I stayed with wire nuts, but got the correct size and then used a little tape to ensure they couldn't wiggle loose. Good luck, and post picts of how you did it!


----------



## arotundo

Awesome Nathan... Will do thanks for your pics!


----------



## arotundo

I mounted this on the back side of where it was. Also added circular connectors which we use on aircraft to keep it some what water tight. I will post a pdf of the wire diagram when I draw it up on autocad. Also I'll post pictures of the front where the battery is when I'm done with that.

On Edit
I deleted the photo links as the site they were hosted on ran invasive software when the photos were opened. Please post the photos on Outbackers directly or look for another photo hosting site.

CamperAndy
Outbackers Admin

New Pictures




Sorry CamperAndy


----------



## Joe/GA

Wow! Beautiful job!


----------



## arotundo

If you want a bigger copy just send me a message. Hope this helps anyone out there...


----------



## AK or Bust

What beautiful work !!! Nice job arotundo.


----------



## N7OQ

Very nice job, when I saw your pictures the first thing I thought about was my days working on Aircraft we use to call the plugs cannon plugs even if they were not made by Cannon, kinda like Crescent wrench.


----------



## arotundo

N7OQ said:


> Very nice job, when I saw your pictures the first thing I thought about was my days working on Aircraft we use to call the plugs cannon plugs even if they were not made by Cannon, kinda like Crescent wrench.

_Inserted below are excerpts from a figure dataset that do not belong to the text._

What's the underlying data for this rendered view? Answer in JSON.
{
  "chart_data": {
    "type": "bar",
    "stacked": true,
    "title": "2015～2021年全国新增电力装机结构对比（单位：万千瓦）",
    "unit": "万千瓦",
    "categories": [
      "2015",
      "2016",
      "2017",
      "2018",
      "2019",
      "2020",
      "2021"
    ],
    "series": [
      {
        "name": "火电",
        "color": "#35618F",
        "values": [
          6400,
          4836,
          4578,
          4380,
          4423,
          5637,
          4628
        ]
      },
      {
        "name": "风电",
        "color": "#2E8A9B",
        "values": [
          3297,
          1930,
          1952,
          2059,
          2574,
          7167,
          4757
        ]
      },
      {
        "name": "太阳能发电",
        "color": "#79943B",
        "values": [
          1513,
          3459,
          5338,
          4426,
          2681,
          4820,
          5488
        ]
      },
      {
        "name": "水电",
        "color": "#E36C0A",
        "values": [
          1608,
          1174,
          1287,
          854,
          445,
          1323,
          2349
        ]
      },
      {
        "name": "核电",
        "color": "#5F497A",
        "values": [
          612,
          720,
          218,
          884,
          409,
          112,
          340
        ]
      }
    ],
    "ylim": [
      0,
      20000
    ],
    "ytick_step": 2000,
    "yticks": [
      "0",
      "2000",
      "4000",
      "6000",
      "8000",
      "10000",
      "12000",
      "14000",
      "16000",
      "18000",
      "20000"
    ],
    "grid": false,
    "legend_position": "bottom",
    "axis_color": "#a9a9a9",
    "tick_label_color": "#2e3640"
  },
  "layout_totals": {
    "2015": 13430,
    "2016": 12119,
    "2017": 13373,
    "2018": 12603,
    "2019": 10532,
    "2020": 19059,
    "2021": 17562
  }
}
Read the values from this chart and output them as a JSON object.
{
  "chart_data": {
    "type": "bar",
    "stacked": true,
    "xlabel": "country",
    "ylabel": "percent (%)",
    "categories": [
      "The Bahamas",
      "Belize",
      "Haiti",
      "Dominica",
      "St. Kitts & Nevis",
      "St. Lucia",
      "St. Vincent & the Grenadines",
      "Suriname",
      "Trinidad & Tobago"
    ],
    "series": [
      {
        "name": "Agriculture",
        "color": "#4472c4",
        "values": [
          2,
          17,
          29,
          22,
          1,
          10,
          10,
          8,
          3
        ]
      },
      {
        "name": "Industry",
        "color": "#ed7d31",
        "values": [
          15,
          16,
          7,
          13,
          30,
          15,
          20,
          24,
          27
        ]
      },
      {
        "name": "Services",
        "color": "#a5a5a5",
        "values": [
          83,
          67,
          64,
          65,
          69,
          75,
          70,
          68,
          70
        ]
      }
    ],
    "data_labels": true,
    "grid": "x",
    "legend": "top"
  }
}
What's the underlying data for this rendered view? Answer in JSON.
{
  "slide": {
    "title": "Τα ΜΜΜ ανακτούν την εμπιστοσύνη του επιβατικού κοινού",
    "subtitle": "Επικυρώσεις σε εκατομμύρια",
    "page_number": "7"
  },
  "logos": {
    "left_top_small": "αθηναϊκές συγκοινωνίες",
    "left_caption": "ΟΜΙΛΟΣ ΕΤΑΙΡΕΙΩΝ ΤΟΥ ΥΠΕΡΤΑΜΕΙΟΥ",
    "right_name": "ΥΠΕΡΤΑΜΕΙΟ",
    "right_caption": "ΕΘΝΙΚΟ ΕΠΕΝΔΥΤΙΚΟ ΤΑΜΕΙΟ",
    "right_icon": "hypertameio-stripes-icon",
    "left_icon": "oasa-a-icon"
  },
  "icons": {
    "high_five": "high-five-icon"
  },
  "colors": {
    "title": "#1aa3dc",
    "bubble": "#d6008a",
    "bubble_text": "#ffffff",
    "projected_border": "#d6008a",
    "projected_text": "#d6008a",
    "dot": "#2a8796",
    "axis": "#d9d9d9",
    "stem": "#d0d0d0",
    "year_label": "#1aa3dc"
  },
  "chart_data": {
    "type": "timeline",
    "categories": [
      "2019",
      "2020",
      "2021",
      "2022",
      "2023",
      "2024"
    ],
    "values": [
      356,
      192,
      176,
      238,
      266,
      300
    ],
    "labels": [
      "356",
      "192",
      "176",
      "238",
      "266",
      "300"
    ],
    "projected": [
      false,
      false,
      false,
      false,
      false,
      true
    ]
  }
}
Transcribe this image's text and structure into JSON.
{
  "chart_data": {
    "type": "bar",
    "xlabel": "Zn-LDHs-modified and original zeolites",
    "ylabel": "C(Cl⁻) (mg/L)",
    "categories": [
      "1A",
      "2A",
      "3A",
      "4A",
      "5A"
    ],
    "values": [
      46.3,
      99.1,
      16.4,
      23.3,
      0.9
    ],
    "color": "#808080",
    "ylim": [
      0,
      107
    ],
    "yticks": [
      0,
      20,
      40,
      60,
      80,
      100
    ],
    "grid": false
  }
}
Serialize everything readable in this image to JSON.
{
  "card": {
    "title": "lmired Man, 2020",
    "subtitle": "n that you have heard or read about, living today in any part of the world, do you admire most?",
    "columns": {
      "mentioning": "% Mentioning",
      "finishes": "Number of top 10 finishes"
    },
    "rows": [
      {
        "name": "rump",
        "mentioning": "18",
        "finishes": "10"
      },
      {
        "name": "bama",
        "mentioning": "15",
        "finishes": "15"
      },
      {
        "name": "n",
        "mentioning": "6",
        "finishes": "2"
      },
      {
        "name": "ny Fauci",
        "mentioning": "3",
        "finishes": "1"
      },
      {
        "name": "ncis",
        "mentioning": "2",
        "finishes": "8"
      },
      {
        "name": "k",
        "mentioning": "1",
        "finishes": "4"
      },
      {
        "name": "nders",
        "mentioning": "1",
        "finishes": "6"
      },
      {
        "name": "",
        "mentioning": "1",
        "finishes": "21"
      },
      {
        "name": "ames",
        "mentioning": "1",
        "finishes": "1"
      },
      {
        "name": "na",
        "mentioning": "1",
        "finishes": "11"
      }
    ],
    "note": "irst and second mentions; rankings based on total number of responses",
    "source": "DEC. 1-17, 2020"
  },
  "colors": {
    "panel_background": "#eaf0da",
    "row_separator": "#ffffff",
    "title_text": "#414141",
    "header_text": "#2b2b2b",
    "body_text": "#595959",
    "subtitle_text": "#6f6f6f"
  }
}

Every time a trainer goes away I stash parts away... never know when or what we could use them for! =)


----------



## CamperAndy

Just wondering why the auto reset thermal breaker for the slide was not put into the weather tight box with everything else?


----------



## arotundo

I have it by the motor in the canper. Started to get tight with wires and room in the box.


----------



## sierracierra

I DO work on aircraft!, Excellent job, that is the type of quality work that is hard to find!

Rgds,
Glenn


----------



## LaydBack

My OB came with the sealed electrical box you see in the pic below. You can see the batt disconnect off to the right. Are these new features for the 10th Anniversary Editions?


----------



## KTMRacer

srwsr said:


> My OB came with the sealed electrical box you see in the pic below. You can see the batt disconnect off to the right. Are these new features for the 10th Anniversary Editions?


my 2011 295RE came with the bargman sealed electric box, and it's not a 10th anniversary edition.


----------



## CdnOutback

I believe that is a new feature of 2011. They now list a battery cutoff switch as standard equipment.


----------